Mind you the choreography was pretty hot stuff. Even Busby Berkeley would have been proud of some of the numbers. The Russian National Ballet Theatre (founded in Moscow during the transitional period of Perestroika in the late 1980s) did a pretty good job, albeit that there was a mixture of excellence from the solo dancers combined with one or two B-rated chorus girls – including one girl who surely must have been a last minute stand-in for someone who had gone sick. (Maybe she was normally the wardrobe mistress?) Not only was she plump (yes, really – have you EVER seen a plump ballerina???) but she was also top-heavy (have you ever seen a top-heavy ballerina???) and she was about five inches taller than the other girls. (And dare I say it - she looked like a man in drag!) If this had been the good old days of the communist Soviet Union, one would have assumed she was the obligatory KGB agent infiltrated into the ranks of the dancers to keep an eye open for possible dissent and asylum seekers. Certainly she was no delicate swan, that’s for sure.

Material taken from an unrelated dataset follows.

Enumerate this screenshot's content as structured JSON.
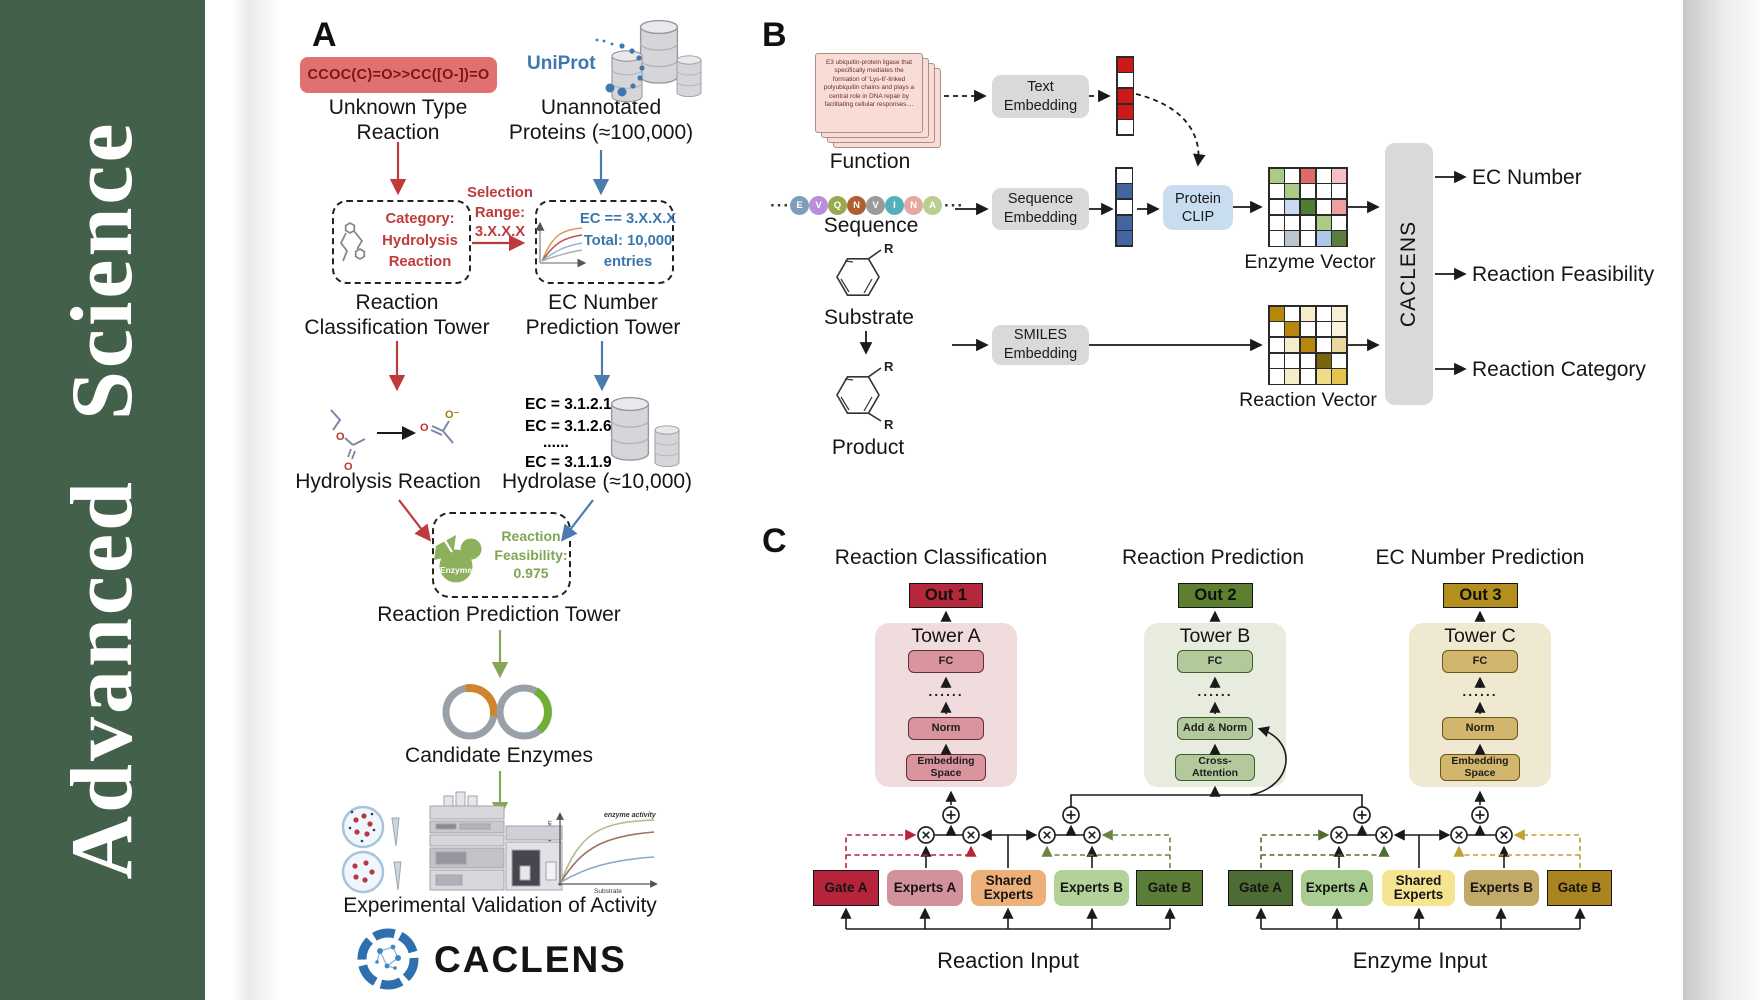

The male dancers, however, caught many an admiring glance from the females in the audience. I could have sworn that the size of their cod-pieces was directly proportional to the star rating of each dancer, since Prince Siegfried seemed incredibly well endowed for someone passing himself off as a 21-year-old; while Von Rothbart looked like he would probably have to turn to the Viagra bottle to satisfy his chosen partner.

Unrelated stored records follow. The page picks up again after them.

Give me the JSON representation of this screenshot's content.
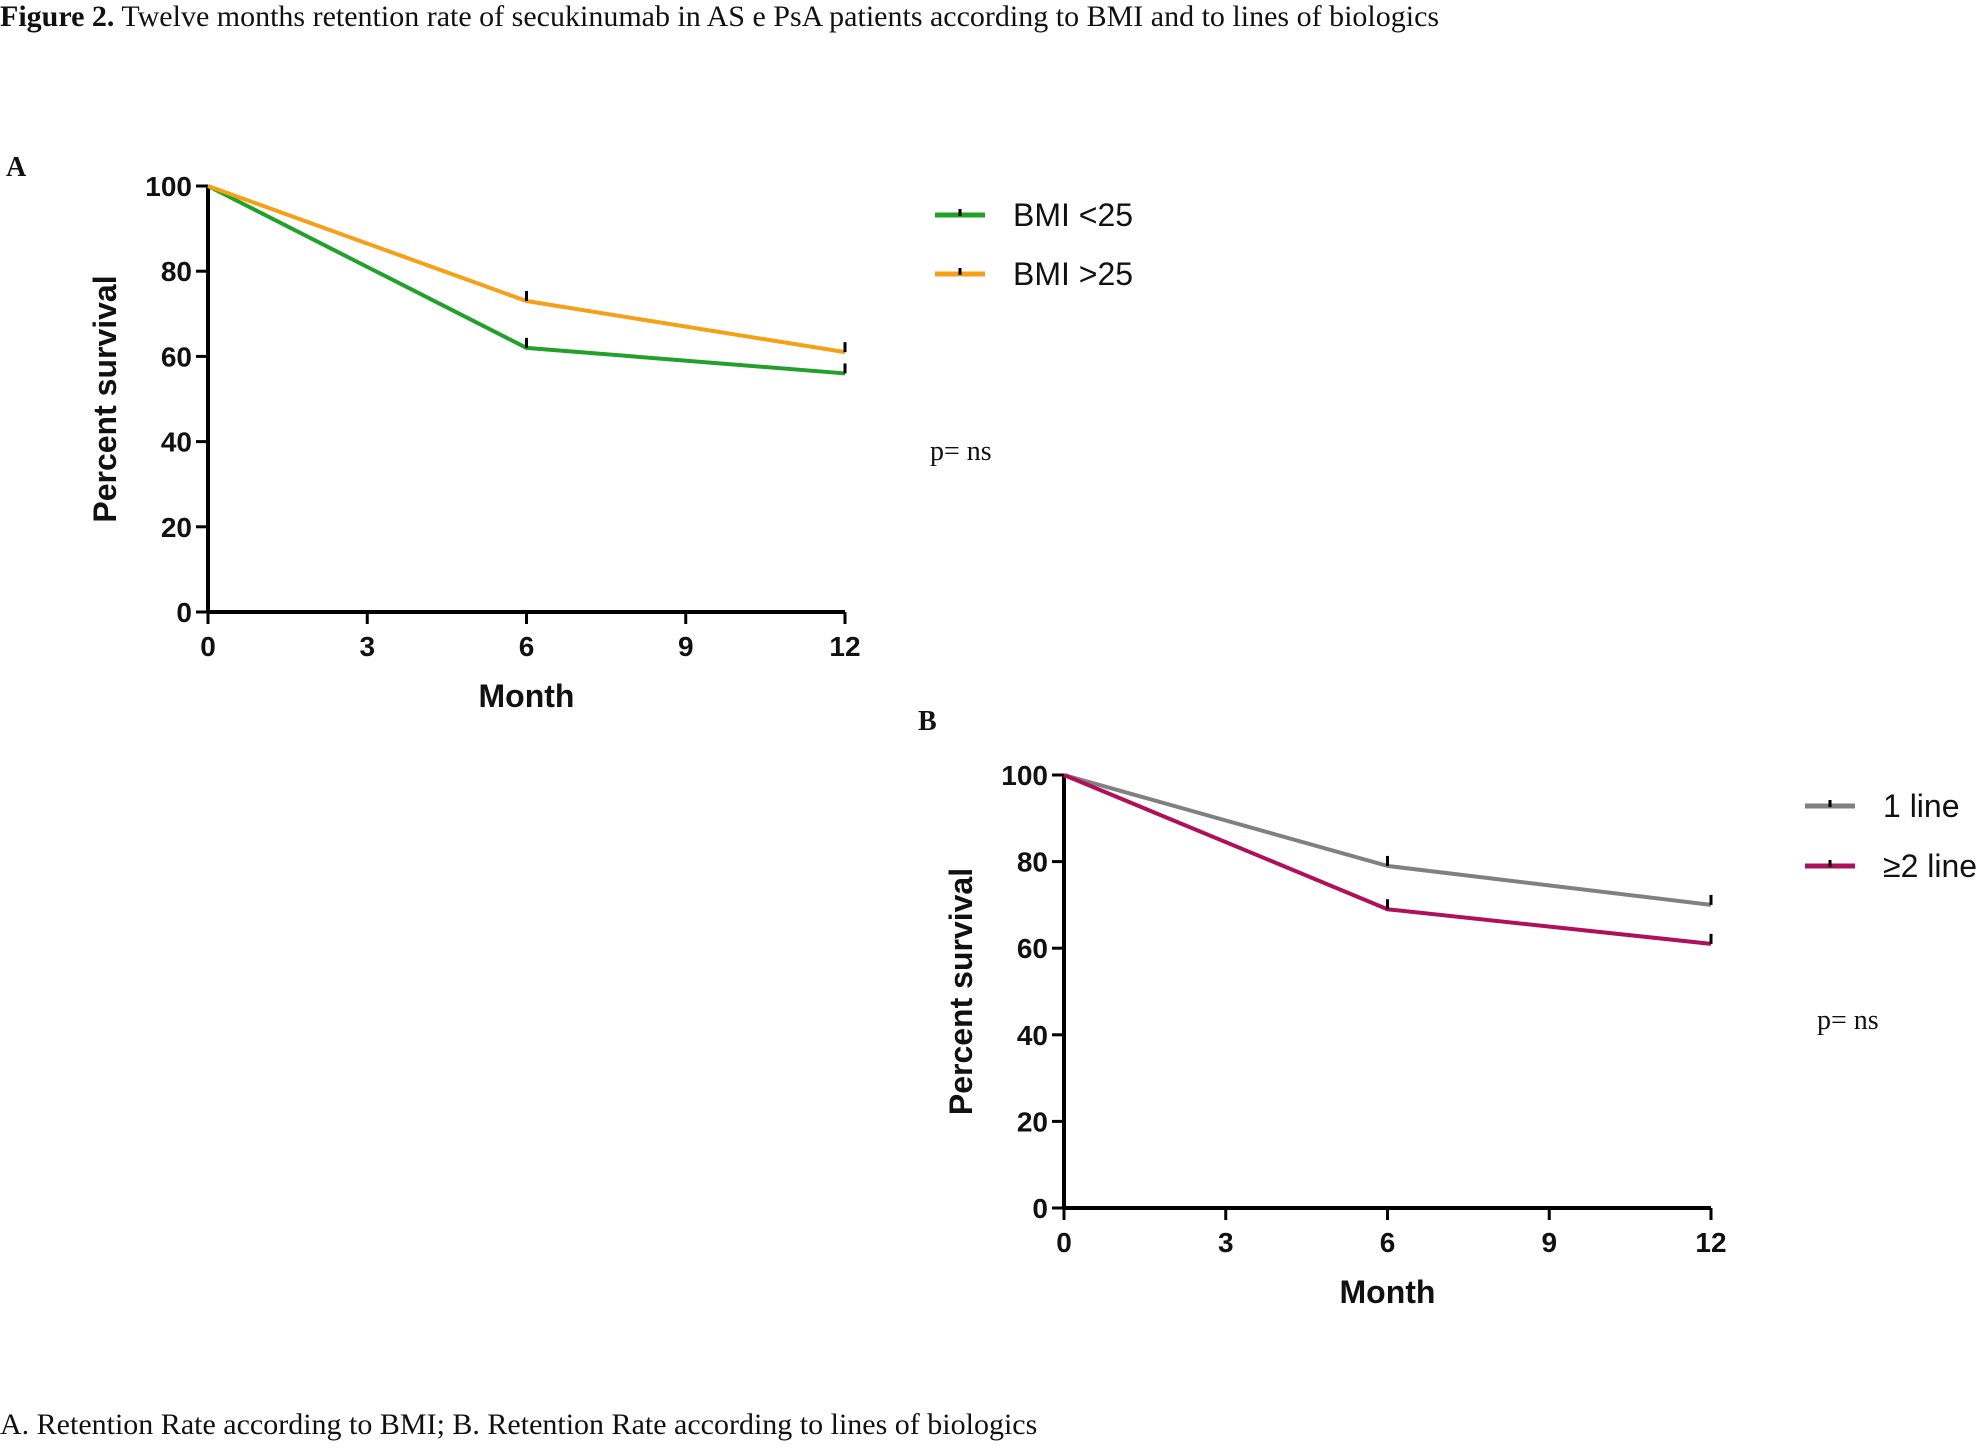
{
  "figure": {
    "heading_bold": "Figure 2.",
    "heading_text": " Twelve months retention rate of secukinumab in AS e PsA patients according to BMI and to lines of biologics",
    "caption": "A. Retention Rate according to BMI; B. Retention Rate according to lines of biologics"
  },
  "chart_data": [
    {
      "panel": "A",
      "type": "line",
      "xlabel": "Month",
      "ylabel": "Percent survival",
      "xlim": [
        0,
        12
      ],
      "ylim": [
        0,
        100
      ],
      "xticks": [
        "0",
        "3",
        "6",
        "9",
        "12"
      ],
      "yticks": [
        "0",
        "20",
        "40",
        "60",
        "80",
        "100"
      ],
      "x": [
        0,
        6,
        12
      ],
      "series": [
        {
          "name": "BMI <25",
          "color": "#22a02a",
          "values": [
            100,
            62,
            56
          ]
        },
        {
          "name": "BMI >25",
          "color": "#f5a017",
          "values": [
            100,
            73,
            61
          ]
        }
      ],
      "legend": "right",
      "grid": false,
      "annotation": "p= ns"
    },
    {
      "panel": "B",
      "type": "line",
      "xlabel": "Month",
      "ylabel": "Percent survival",
      "xlim": [
        0,
        12
      ],
      "ylim": [
        0,
        100
      ],
      "xticks": [
        "0",
        "3",
        "6",
        "9",
        "12"
      ],
      "yticks": [
        "0",
        "20",
        "40",
        "60",
        "80",
        "100"
      ],
      "x": [
        0,
        6,
        12
      ],
      "series": [
        {
          "name": "1 line",
          "color": "#808080",
          "values": [
            100,
            79,
            70
          ]
        },
        {
          "name": "≥2 line",
          "color": "#b0105a",
          "values": [
            100,
            69,
            61
          ]
        }
      ],
      "legend": "right",
      "grid": false,
      "annotation": "p= ns"
    }
  ]
}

These were Russian dancers through and through – not only could you tell by looking at the faces of the ‘swans’, who all looked like they had put in a good day’s work down on the local collective, but the guys to a man had rippling muscles coursing up and down their legs. And don’t mention their buttocks! I kid you not, you could crack open a walnut by asking one of them to clench his bum!

In true Chinese fashion, cameras and cell phones were out in force with people taking pictures throughout the performance. The theatre’s usherettes, though, obviously had in their job description the fact that they had to suppress this type of behaviour, and red pencil beams from their torches could be seen criss-crossing the auditorium as they shone their lights directly into the lenses of the cameras in order to discourage such behaviour, shame the individuals and generally show who was boss. Recalcitrant individuals might even prompt some of the usherettes to work their way along the seating rows and end up having an altercation with the said offenders.

One particularly obnoxious man sitting behind me was texting from his mobile throughout the performance and receiving endless replies – all with the volume on his phone turned up to maximum. But this type of behaviour was obviously acceptable to the Stalinesque usherettes, who never gave him a second glance; and the word ‘shhhh’ said with forced clarity is obviously something that the average Beijinger simply doesn’t understand (maybe, as Google Translate now tells me, because 嘘 should be pronounced ‘shi’, not ‘shhh’).

The dancers were adept at milking the audience for every last drop of applause; and the Chinese, who are obviously well rehearsed in this particular talent, duly obliged.


All in all, then, a fun evening was had by all. As the performance didn’t end until just after 10pm, and as it was a good half hour’s walk to the nearest subway, and as the last trains run at around 10.45, it meant that I again had to practise my Mandarin on a hapless taxi driver who must have thought twice about picking up this foreign devil at the end of a busy day.

I still don’t know why a cormorant was dancing first with a white swan and then with a black swan, but I guess that is something I will need to Google in the morning. Everyone seemed to be humming some of Tchaikowsky’s catchy little numbers played on that ocarina as they left the theatre; and I guess that is as good an indication as any that the performance was a success.